0

There is a complex system of calculations over some objects. The difficulty is that some calculations are group calculations.

This can demonstrate by the following example:

from dask distributed import client

def load_data_from_db(id):
    # load some data
    ...
    return data

def task_a(data):
    # some calculations
    ...
    return result

def group_task(*args):
    # some calculations
    ...
    return result

def task_b(data, group_data):
    # some calculations
    ...
    return result

def task_c(data, task_a_result)
    # some calculations
    ...
    return result

ids = [1, 2]
dsk = {'id_{}'.format(i): id for i, id in enumerate(ids)}

dsk['data_0'] = (load_data_from_db, 'id_0')
dsk['data_1'] = (load_data_from_db, 'id_1')

dsk['task_a_result_0'] = (task_a, 'data_0')
dsk['task_a_result_1'] = (task_a, 'data_1')

dsk['group_result'] = (
    group_task,
    'data_0', 'task_a_result_0',
    'data_1', 'task_a_result_1')

dsk['task_b_result_0'] = (task_b, 'data_0', 'group_result')
dsk['task_b_result_1'] = (task_b, 'data_1', 'group_result')

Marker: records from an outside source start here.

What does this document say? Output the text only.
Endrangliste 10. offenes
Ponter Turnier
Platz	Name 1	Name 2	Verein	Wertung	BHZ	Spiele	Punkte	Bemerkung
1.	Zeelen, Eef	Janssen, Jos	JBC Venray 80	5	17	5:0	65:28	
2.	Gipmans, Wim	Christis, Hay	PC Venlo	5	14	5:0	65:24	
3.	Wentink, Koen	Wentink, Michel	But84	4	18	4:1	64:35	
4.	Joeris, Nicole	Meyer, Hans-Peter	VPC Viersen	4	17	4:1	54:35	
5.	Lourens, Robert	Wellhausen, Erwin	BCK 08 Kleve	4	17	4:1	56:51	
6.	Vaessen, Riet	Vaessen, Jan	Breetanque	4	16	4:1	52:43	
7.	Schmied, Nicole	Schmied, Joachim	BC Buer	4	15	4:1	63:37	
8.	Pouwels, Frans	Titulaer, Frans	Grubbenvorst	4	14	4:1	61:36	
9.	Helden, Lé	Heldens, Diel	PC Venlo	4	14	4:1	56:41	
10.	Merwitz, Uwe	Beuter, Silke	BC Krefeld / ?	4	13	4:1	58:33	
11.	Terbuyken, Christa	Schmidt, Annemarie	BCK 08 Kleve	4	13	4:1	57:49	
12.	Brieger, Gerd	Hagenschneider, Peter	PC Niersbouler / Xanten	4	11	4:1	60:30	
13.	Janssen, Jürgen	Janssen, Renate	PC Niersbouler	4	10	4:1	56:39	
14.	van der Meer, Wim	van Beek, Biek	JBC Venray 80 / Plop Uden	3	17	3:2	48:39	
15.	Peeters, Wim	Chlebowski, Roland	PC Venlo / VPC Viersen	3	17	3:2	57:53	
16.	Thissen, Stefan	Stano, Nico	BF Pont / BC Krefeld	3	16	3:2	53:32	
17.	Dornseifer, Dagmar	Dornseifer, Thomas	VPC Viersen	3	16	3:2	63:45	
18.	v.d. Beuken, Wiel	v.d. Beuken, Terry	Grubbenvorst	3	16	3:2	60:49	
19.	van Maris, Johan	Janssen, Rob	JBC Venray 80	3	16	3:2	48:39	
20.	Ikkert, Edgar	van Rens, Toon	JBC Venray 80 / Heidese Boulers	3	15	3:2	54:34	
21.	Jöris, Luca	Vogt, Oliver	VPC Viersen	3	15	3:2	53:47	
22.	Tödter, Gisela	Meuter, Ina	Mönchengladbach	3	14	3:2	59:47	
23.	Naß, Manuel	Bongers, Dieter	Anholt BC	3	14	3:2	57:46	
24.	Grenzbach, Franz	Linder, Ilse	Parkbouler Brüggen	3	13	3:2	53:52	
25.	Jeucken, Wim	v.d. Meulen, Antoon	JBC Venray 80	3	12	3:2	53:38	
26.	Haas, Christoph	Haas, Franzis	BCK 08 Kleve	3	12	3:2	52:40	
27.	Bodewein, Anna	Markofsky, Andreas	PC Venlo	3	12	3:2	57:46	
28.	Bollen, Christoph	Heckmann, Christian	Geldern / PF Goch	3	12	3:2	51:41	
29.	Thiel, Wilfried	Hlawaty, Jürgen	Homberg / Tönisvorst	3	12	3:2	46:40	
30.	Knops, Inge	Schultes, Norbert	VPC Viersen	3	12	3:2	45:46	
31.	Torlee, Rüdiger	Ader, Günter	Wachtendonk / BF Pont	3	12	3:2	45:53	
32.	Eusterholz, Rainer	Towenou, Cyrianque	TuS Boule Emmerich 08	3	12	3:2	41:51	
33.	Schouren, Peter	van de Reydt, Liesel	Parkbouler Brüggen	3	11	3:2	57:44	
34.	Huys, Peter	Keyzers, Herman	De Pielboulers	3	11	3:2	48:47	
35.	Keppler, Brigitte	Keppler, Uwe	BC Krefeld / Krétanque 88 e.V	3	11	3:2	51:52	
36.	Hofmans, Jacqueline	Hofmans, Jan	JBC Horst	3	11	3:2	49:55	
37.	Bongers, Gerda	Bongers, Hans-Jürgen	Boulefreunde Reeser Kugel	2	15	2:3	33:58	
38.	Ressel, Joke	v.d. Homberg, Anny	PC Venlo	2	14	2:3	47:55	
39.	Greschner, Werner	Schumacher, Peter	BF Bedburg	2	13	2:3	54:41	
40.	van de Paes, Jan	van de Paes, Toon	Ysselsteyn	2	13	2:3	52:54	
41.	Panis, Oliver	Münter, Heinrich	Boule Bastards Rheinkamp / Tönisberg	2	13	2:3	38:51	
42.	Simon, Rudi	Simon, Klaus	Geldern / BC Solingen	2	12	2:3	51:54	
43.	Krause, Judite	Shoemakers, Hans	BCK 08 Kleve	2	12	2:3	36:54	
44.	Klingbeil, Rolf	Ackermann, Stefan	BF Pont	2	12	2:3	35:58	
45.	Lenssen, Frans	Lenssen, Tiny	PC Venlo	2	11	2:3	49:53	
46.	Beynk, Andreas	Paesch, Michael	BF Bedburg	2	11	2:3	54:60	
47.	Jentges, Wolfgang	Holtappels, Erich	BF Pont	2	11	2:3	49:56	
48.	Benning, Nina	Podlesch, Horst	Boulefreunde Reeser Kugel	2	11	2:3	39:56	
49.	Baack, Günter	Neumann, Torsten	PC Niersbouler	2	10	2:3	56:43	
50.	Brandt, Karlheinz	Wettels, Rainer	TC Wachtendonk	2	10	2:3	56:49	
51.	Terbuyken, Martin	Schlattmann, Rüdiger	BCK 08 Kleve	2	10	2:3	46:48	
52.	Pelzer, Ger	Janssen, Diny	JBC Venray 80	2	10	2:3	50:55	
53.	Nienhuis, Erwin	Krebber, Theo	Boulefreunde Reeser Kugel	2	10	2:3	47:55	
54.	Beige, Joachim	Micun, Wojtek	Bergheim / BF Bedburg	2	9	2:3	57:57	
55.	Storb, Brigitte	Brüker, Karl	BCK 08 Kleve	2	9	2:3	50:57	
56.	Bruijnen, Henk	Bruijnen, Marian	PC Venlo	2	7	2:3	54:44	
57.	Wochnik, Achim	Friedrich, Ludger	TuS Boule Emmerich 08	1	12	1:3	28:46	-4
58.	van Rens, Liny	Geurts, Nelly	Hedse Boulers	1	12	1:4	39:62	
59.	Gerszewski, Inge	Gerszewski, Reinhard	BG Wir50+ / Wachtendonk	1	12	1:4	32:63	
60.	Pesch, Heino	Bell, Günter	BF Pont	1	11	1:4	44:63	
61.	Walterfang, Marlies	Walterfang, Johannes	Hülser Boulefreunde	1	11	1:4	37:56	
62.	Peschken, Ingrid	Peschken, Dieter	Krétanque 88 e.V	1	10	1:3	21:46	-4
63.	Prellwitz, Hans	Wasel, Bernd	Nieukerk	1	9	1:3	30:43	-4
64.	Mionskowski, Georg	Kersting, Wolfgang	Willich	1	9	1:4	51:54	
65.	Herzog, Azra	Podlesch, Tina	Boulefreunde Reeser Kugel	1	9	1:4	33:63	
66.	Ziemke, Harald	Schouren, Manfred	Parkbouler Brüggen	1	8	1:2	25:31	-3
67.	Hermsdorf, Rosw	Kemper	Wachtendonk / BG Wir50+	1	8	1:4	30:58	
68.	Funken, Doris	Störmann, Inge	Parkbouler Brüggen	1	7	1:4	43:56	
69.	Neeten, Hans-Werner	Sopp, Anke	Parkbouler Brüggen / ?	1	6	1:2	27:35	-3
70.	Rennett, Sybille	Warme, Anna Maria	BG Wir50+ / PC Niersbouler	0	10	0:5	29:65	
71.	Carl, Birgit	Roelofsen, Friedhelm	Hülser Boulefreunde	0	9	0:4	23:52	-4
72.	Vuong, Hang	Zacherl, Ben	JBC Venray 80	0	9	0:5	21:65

dsk['task_c_result_0'] = (task_c, 'data_0', 'task_a_result_0')
dsk['task_c_result_1'] = (task_c, 'data_1', 'task_a_result_1')

client = Client(scheduler_address)
result = client.get(
    dsk,
    ['task_a_result_0',
     'task_b_result_0',
     'task_c_result_0',
     'task_a_result_1',
     'task_b_result_1',
     'task_c_result_1'])

The list of objects is counted is thousands elements, and the number of tasks is dozens (including several group tasks).

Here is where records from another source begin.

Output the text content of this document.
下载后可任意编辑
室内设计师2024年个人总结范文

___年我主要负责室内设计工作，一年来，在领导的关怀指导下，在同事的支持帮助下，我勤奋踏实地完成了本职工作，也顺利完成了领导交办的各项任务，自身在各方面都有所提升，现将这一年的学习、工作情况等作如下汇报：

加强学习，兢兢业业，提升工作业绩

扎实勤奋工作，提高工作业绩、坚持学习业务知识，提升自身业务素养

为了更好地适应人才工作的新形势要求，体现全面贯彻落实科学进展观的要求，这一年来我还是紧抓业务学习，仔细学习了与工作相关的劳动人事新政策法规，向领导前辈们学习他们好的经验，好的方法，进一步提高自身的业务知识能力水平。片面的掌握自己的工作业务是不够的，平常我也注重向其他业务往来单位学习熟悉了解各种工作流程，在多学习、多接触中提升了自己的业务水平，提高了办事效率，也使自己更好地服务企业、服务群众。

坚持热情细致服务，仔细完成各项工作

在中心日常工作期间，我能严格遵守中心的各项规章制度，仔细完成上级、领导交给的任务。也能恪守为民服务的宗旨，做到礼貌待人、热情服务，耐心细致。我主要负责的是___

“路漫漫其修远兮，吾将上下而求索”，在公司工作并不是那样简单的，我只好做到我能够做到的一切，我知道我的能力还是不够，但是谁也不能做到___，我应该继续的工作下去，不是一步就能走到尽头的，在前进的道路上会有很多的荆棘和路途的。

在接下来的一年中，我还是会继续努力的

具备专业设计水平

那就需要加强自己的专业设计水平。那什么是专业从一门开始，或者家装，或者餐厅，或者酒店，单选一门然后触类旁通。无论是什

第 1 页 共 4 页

With such method of graph creation it is difficult to modify the graph (add new tasks, change dependencies, etc.). Is there a more efficient way of distributed computing using dask for these context?

Added

With futures graph is:

client = Client(scheduler_address)

ids = [1, 2]
data = client.map(load_data_from_db, ids)

result_a = client.map(task_a, data)

group_args = list(chain(*zip(data, result_a)))
result_group = client.submit(task_group, *group_args)

result_b = client.map(task_b, data, [result_group] * len(ids))

result_c = client.map(task_c, data, result_a)

result = client.gather(result_a + result_b + result_c)

And in task functions input arguments is Future instance then arg.result() before use.

Vladimir
  • 145
  • 2
  • 9

1 Answers1

1

If you want to modify the computation during computation then I recommend the futures interface.

MRocklin
  • 55,641
  • 23
  • 163
  • 235